Researchers at a host of universities and medical schools will be watching how Scott Kelly’s weightless lifestyle affects him differently from his Earth-bound twin. They’ll study whether it increases his risk of atherosclerosis (hardening of the arteries), distorts his perception and reasoning, or alters his gut bacteria.
And among other things, they’ll look at whether cosmic rays—radiation from deep space—might shorten his lifespan by speeding up damage to his telomeres.
Telomeres are sections of DNA found at the end of every chromosome in your body. They serve a little bit like the end caps on a copper wire that stop it from fraying. They are also thought to play a part in aging, because they get shorter each time a cell replicates and copies its DNA into a new cell. When they get too short, replication stops, making the body susceptible to decay or cancer.
Scientists expect that radiation, weightlessness, changes in diet, and other features of life on the ISS will also make Scott Kelly’s telomeres shorten more quickly than his brother’s. Effectively, he’ll age faster. Just how much faster is hard to quantify—methods for estimating someone’s age from their telomeres are only just being developed. But comparing the twins’ telomeres (and their production of telomerase, an enzyme that the body uses for repairing telomeres) should provide at least some clues as to how much damage life in space can do—though with only one set of twins to study, the results will be suggestive at best.

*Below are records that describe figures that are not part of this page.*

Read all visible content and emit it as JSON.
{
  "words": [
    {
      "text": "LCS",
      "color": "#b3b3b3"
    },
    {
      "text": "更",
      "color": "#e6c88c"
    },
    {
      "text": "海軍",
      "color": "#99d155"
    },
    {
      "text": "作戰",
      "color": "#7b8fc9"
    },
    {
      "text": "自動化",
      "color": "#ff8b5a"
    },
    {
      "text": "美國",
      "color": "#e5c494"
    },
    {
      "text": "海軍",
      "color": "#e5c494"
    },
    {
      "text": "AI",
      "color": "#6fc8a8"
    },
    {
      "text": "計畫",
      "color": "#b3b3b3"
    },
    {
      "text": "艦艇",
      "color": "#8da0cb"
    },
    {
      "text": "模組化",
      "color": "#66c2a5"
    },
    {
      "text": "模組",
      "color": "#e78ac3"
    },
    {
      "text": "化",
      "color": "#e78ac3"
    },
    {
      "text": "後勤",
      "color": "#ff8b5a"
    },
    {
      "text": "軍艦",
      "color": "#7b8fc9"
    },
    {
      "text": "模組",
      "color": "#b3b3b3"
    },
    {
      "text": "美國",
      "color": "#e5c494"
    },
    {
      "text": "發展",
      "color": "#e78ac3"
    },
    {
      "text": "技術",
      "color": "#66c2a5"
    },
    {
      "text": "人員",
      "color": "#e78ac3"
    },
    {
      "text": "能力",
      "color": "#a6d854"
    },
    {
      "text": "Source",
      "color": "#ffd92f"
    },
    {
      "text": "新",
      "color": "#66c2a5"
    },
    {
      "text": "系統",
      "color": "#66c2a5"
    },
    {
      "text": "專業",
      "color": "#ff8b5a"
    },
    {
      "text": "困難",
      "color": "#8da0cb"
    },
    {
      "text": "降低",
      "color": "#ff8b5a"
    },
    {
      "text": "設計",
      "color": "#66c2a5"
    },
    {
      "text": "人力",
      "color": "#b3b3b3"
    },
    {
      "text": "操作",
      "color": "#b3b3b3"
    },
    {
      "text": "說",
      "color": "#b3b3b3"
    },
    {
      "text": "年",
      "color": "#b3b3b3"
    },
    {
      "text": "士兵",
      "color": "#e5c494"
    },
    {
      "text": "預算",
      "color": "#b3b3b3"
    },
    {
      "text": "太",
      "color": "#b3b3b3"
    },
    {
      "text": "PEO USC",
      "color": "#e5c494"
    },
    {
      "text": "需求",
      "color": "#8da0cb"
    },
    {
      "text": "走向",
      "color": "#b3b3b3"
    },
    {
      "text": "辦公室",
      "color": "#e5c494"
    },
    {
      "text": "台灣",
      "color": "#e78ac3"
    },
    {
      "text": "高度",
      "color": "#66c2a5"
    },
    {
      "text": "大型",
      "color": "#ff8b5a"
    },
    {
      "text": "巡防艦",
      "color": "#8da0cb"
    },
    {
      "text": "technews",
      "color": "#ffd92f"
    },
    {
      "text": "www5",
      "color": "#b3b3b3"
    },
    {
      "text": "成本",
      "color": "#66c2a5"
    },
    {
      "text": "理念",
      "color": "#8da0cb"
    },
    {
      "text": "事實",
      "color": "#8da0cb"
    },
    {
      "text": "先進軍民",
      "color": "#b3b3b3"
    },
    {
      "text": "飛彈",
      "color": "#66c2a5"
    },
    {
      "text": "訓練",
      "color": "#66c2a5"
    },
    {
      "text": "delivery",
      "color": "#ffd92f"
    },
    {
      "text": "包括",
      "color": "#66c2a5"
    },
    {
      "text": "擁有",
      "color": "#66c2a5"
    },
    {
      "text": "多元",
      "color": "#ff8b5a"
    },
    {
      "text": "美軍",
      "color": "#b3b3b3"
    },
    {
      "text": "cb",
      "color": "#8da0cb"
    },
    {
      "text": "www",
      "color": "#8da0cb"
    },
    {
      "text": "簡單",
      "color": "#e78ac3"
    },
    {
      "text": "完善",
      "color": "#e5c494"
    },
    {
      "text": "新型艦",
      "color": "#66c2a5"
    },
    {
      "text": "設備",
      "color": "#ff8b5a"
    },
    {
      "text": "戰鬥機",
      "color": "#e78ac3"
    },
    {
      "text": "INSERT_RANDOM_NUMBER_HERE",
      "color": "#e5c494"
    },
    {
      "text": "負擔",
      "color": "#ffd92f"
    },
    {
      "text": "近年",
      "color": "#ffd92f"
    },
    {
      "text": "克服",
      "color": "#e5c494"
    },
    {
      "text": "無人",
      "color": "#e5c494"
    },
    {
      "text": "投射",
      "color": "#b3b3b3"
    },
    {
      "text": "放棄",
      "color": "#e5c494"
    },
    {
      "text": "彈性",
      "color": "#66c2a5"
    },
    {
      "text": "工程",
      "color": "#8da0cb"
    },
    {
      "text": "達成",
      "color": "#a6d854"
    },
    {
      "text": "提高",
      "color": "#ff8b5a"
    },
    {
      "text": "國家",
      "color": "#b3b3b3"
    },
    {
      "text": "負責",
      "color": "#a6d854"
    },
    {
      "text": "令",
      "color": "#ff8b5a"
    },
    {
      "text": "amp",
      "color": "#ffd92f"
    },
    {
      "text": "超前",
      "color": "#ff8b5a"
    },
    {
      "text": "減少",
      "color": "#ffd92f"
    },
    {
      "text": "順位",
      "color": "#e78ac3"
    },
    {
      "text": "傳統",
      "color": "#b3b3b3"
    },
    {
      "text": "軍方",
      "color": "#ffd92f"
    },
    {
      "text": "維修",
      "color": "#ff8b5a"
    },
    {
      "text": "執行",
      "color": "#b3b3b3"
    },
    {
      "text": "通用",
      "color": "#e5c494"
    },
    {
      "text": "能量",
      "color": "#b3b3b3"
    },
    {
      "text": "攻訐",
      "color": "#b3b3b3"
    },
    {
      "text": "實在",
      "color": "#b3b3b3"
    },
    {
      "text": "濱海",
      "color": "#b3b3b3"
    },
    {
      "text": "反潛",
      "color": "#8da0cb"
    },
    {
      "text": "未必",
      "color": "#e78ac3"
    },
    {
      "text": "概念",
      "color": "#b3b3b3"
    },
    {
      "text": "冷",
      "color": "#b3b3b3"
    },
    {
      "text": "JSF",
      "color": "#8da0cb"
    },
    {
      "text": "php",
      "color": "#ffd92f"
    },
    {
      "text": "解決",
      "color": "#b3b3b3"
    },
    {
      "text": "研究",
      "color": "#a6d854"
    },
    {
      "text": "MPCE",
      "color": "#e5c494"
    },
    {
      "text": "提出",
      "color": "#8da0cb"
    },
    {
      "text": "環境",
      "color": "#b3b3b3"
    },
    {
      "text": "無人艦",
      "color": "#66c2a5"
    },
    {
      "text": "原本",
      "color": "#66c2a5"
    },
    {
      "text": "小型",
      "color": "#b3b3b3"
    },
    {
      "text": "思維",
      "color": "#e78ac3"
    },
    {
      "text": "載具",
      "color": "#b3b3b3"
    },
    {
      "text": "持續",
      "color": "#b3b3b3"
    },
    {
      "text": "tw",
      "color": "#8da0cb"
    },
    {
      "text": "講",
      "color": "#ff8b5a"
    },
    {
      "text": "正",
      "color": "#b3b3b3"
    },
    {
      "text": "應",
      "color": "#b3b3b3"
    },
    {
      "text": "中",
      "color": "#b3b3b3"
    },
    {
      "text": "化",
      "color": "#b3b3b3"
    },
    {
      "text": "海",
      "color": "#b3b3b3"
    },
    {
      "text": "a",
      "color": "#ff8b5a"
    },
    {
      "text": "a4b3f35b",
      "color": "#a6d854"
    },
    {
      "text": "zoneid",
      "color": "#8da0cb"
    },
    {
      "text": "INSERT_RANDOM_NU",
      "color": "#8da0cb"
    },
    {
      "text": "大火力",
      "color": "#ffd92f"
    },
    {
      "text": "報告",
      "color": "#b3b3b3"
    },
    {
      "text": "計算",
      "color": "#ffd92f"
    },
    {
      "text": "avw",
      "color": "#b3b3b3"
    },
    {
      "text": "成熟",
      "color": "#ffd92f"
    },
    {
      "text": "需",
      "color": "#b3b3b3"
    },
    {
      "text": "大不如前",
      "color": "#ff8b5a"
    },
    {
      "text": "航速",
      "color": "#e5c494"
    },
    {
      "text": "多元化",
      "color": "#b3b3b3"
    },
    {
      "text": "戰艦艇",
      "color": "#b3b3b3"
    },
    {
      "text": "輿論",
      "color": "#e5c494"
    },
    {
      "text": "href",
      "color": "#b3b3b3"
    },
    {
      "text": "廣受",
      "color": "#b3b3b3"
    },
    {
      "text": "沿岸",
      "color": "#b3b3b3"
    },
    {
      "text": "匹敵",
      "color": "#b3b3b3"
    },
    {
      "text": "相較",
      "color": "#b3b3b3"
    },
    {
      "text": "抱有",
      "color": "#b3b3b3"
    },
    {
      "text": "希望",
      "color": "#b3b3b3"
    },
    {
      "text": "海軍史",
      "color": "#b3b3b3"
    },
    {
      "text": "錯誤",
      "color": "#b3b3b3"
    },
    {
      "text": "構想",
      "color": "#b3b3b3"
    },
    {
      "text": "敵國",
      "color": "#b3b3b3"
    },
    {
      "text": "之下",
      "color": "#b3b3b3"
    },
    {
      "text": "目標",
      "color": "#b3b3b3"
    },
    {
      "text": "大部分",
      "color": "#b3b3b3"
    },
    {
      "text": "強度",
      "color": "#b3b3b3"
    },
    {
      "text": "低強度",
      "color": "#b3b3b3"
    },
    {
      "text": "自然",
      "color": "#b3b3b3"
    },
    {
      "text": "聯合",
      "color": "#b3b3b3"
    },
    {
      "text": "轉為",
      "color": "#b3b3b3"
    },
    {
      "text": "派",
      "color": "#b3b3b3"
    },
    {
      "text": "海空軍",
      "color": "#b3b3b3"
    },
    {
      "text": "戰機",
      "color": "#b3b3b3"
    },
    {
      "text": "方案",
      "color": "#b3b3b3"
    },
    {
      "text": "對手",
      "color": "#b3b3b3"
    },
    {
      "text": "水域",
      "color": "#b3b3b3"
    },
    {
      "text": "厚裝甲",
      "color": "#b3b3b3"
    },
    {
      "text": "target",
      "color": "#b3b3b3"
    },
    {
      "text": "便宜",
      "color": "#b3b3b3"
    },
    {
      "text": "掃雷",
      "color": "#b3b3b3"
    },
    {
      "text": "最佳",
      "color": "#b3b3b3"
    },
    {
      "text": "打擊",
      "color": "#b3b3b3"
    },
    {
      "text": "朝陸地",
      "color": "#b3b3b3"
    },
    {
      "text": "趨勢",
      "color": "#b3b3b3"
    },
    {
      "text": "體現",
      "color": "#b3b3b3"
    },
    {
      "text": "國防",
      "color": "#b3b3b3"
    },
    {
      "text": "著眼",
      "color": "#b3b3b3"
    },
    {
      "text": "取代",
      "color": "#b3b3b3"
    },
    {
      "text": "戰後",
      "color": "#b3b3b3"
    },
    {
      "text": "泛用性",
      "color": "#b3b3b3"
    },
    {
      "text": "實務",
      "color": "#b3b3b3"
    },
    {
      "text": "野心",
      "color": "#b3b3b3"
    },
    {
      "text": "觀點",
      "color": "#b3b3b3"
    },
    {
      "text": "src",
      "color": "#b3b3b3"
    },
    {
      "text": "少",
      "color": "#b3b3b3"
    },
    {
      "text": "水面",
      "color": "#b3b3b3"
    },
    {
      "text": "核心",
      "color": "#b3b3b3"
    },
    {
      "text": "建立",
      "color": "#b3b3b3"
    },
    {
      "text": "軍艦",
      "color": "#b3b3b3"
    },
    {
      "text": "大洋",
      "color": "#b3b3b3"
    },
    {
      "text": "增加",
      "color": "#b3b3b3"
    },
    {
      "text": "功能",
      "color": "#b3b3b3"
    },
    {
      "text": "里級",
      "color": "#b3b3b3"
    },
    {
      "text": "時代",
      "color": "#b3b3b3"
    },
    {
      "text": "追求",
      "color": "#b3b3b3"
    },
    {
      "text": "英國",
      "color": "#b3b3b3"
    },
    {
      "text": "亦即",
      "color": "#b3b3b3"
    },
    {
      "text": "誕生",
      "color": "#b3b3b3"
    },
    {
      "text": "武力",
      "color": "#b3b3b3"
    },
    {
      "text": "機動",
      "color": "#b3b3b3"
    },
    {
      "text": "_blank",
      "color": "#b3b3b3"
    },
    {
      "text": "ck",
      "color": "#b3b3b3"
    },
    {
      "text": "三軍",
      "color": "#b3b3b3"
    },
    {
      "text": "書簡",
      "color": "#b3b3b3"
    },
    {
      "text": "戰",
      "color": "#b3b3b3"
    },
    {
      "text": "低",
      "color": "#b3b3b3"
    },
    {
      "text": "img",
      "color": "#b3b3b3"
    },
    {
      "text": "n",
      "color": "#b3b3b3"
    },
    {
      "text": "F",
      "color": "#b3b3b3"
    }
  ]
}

Yet even as Scott Kelly ages faster biologically, he’ll age more slowly in physical time. The ISS orbits at about 17,000 miles (27,000 kilometers) per hour relative to the Earth’s surface. In an effect of Albert Einstein’s special theory of relativity known as the twin paradox, that means time will pass more slowly for Scott than for his brother, to the tune of about 28 microseconds (millionths of a second) a day.
There’s a counter-effect, too: The ISS is about 250 miles up, where Earth’s gravity is slightly weaker, and where—by Einstein’s general theory of relativity—time runs slightly faster. (Stronger gravitational pull slows time down: If you saw the movie Interstellar, you may remember that each hour the crew spends on a planet near the massive gravity of a black hole seems like seven years to the crew member who stays behind out in space.) But the increase is only about three microseconds a day.
So Scott will become 25 microseconds a day younger than his already six-minute-older brother Mark. Over 342 days, that’s 8.6 milliseconds—a little less than a hundredth of a second. Even added to the extra milliseconds he’s already gained—he’s spent 180 days in space before, to Mark’s 54—it’s not enough, probably, to compensate for all the biological effects of living up there.